Ah, tus manos, tu mirada y tu cariñosa alma blanca

INTRODUCCION (escribe Fernando Cabezas)

A diferencia de otros lugares en los que a la madre se la festeja el segundo domingo de mayo, en Bolivia, el Día de la Madre es el 27 de mayo, sin importar qué día cae.

Esa fecha fue elegida para recordar a un grupo de valerosas mujeres que, precisamente el 27 de mayo... allá por 1812, cuando en América se libraba la Guerra de la Independencia, decidió escribir en La Coronilla de Cochabamba, una página importante de la batalla contra el yugo español.

A 190 años de aquella histórica jornada y a 75 de que se dictara la Ley de la República que consagró oficialmente al 27 de mayo como Día de la Madre, hoy, en todos los hogares donde viva un boliviano (aquí en Bolivia o en cualquier lugar del Globo) el sentimiento que nos embarga, a nosotros los hijos, es similar.

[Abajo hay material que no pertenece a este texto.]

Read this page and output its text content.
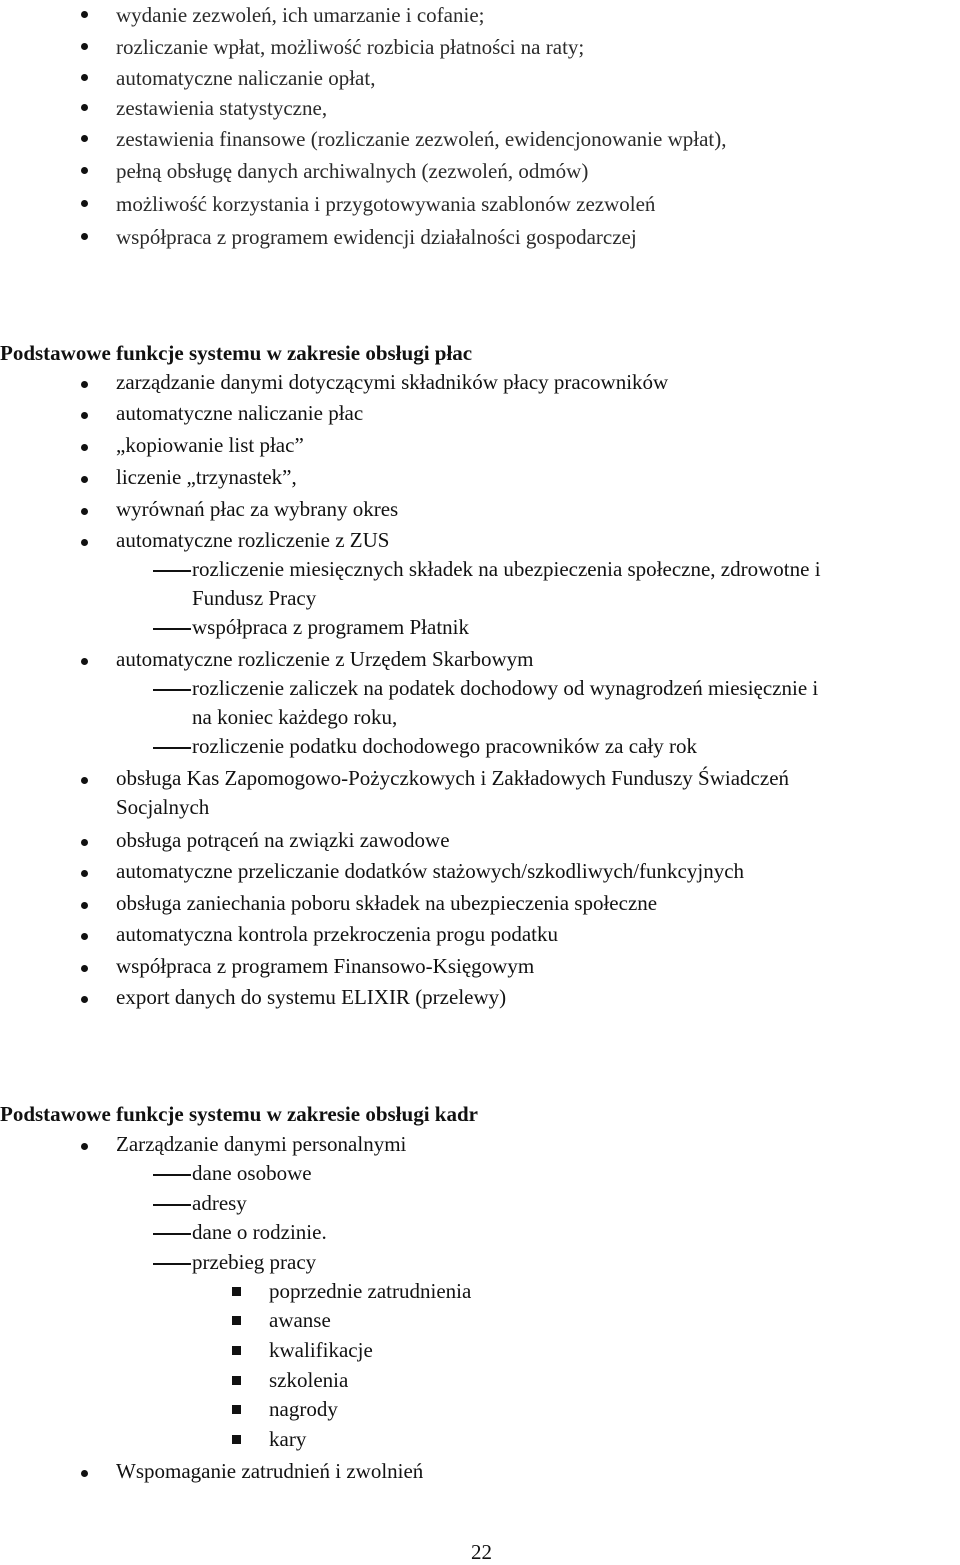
wydanie zezwoleń, ich umarzanie i cofanie;
rozliczanie wpłat, możliwość rozbicia płatności na raty;
automatyczne naliczanie opłat,
zestawienia statystyczne,
zestawienia finansowe (rozliczanie zezwoleń, ewidencjonowanie wpłat),
pełną obsługę danych archiwalnych (zezwoleń, odmów)
możliwość korzystania i przygotowywania szablonów zezwoleń
współpraca z programem ewidencji działalności gospodarczej
Podstawowe funkcje systemu w zakresie obsługi płac
zarządzanie danymi dotyczącymi składników płacy pracowników
automatyczne naliczanie płac
„kopiowanie list płac”
liczenie „trzynastek”,
wyrównań płac za wybrany okres
automatyczne rozliczenie z ZUS
rozliczenie miesięcznych składek na ubezpieczenia społeczne, zdrowotne i
Fundusz Pracy
współpraca z programem Płatnik
automatyczne rozliczenie z Urzędem Skarbowym
rozliczenie zaliczek na podatek dochodowy od wynagrodzeń miesięcznie i
na koniec każdego roku,
rozliczenie podatku dochodowego pracowników za cały rok
obsługa Kas Zapomogowo-Pożyczkowych i Zakładowych Funduszy Świadczeń
Socjalnych
obsługa potrąceń na związki zawodowe
automatyczne przeliczanie dodatków stażowych/szkodliwych/funkcyjnych
obsługa zaniechania poboru składek na ubezpieczenia społeczne
automatyczna kontrola przekroczenia progu podatku
współpraca z programem Finansowo-Księgowym
export danych do systemu ELIXIR (przelewy)
Podstawowe funkcje systemu w zakresie obsługi kadr
Zarządzanie danymi personalnymi
dane osobowe
adresy
dane o rodzinie.
przebieg pracy
poprzednie zatrudnienia
awanse
kwalifikacje
szkolenia
nagrody
kary
Wspomaganie zatrudnień i zwolnień
22
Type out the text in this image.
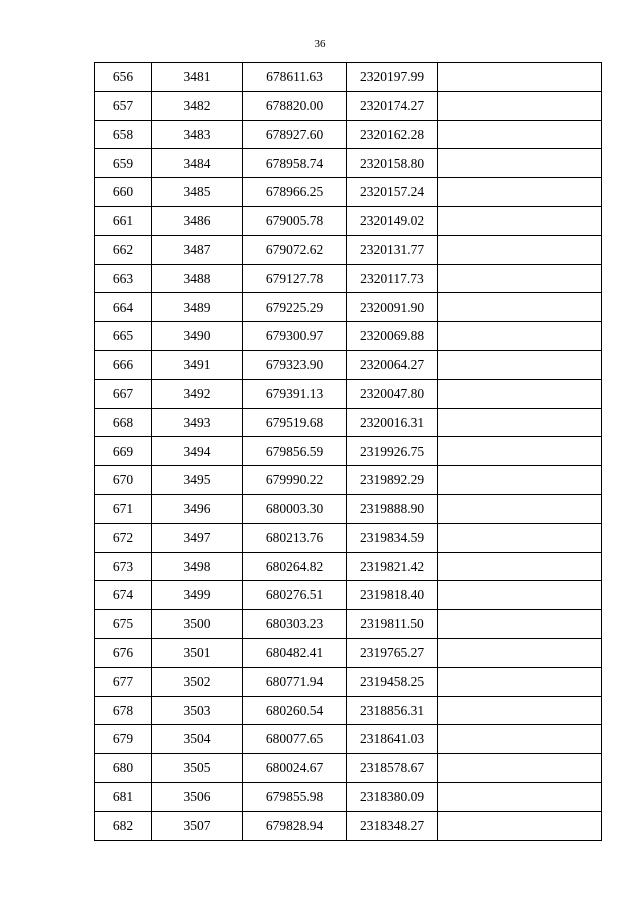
36
656	3481	678611.63	2320197.99	
657	3482	678820.00	2320174.27	
658	3483	678927.60	2320162.28	
659	3484	678958.74	2320158.80	
660	3485	678966.25	2320157.24	
661	3486	679005.78	2320149.02	
662	3487	679072.62	2320131.77	
663	3488	679127.78	2320117.73	
664	3489	679225.29	2320091.90	
665	3490	679300.97	2320069.88	
666	3491	679323.90	2320064.27	
667	3492	679391.13	2320047.80	
668	3493	679519.68	2320016.31	
669	3494	679856.59	2319926.75	
670	3495	679990.22	2319892.29	
671	3496	680003.30	2319888.90	
672	3497	680213.76	2319834.59	
673	3498	680264.82	2319821.42	
674	3499	680276.51	2319818.40	
675	3500	680303.23	2319811.50	
676	3501	680482.41	2319765.27	
677	3502	680771.94	2319458.25	
678	3503	680260.54	2318856.31	
679	3504	680077.65	2318641.03	
680	3505	680024.67	2318578.67	
681	3506	679855.98	2318380.09	
682	3507	679828.94	2318348.27	
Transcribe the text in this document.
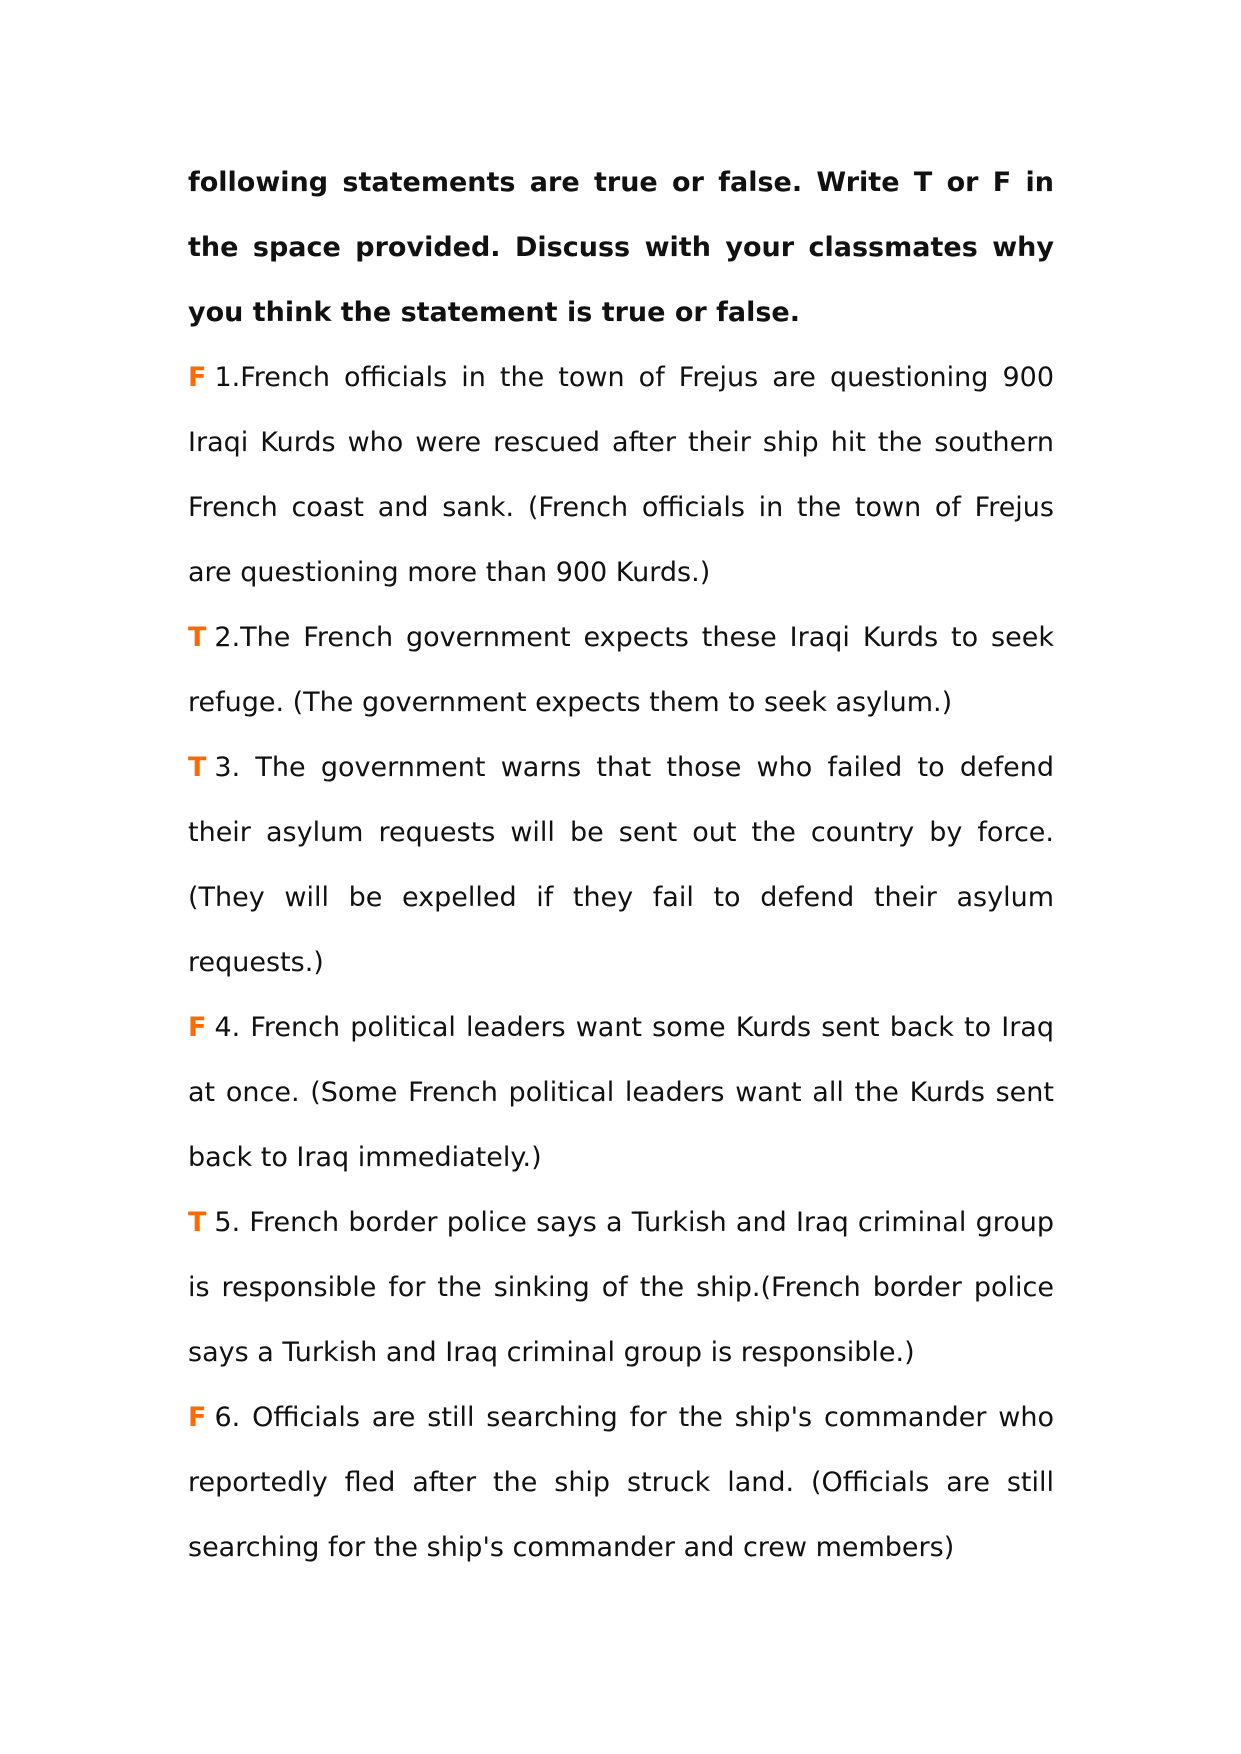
following statements are true or false. Write T or F in the space provided. Discuss with your classmates why you think the statement is true or false.

F 1.French officials in the town of Frejus are questioning 900 Iraqi Kurds who were rescued after their ship hit the southern French coast and sank. (French officials in the town of Frejus are questioning more than 900 Kurds.)

T 2.The French government expects these Iraqi Kurds to seek refuge. (The government expects them to seek asylum.)

T 3. The government warns that those who failed to defend their asylum requests will be sent out the country by force. (They will be expelled if they fail to defend their asylum requests.)

F 4. French political leaders want some Kurds sent back to Iraq at once. (Some French political leaders want all the Kurds sent back to Iraq immediately.)

T 5. French border police says a Turkish and Iraq criminal group is responsible for the sinking of the ship.(French border police says a Turkish and Iraq criminal group is responsible.)

F 6. Officials are still searching for the ship's commander who reportedly fled after the ship struck land. (Officials are still searching for the ship's commander and crew members)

La historia cuenta que el 8 de mayo de 1927, cuando la Nación era gobernada por Hernando Siles, se dictó la Ley del Día de la Madre. Fue una decisión mágica, porque desde aquel entonces, cada 27 de mayo, nosotros los hijos, despertamos con una sonrisa en los labios. Nuestra primera tarea es pensar en mamá y ese pensamiento logra que más allá del tiempo y de la distancia, nos imaginemos en su regazo. La sonrisa en los labios, de nosotros los hijos, es una gracia adicional que tiene la magia materna.

Ah, qué tiempos lindos los de la niñez, cuando las aflicciones pasaban con un beso de mamá, cuando te ayudaba a resolver una tarea o cuando, entre regaños, te curaba el rasmillón que te hiciste jugando "¡El bendito fútbol ese!" en el patio de la casa. Si aún parece resonar en las paredes aquella reprimenda "¡cualquier día vas a romperte la crisma!"

Ah, qué tiempos lindos estos, cuando llegas a verla y ella siempre te está esperando, cuando recibes un beso suyo que es como recibir una bendición de Dios.


LA HISTORIA (Escribe Juan Manuel Miranda)

Señala que tras los levantamientos armados que se produjeron en La Paz, Chuquisaca y Oruro a partir del año 1809, Cochabamba era la llamada a seguir el ejemplo de sus regiones vecinas con el fin de derrotar el dominio español encabezado por Goyeneche.

En ese marco, tras la sublevación reprimida de Sipe Sipe, Goyeneche emprendió camino hacia la Argentina con el fin de invadir sus provincias y apagar el fuego revolucionario que se había iniciado.

Con lo que no contaba Goyeneche es con la nueva insurrección que se produjo tras la salida del comandante español. Tras enterarse de la nueva rebelión, Goyeneche retornó a Cochabamba y enfrentó a los patriotas encabezados por Esteban Arze, a quienes derrotó el 24 de mayo de ese año.

Tres días después, la ciudad de Cochabamba fue tomada tras la resistencia heroica de las mujeres cochabambinas en la colina de San Sebastián, mujeres que al ver cómo morían sus esposos, hermanos y padres, no dudaron en ir a defender la patria encabezadas por la ciega Josefa Gandarilla, quien arengó a sus compañeras para ir a la lucha.

En esta colina, más conocida como de la Coronilla, cientos de mujeres murieron a manos de las fuerzas realistas. En homenaje a ese valor demostrado aquel 27 de mayo de 1812 es que se recuerda esta fecha como el día de la madre boliviana, conmemoración que fue confirmada a través de la ley ya referida.

SENTIMIENTO DE ADHESION

La Ley del 8 de noviembre de 1927 también indica que "las asociaciones de beneficencia y protección a los huérfanos podrán adherirse a esta fiesta y organizar festividades tendientes a resaltar la virtud del sentimiento materno".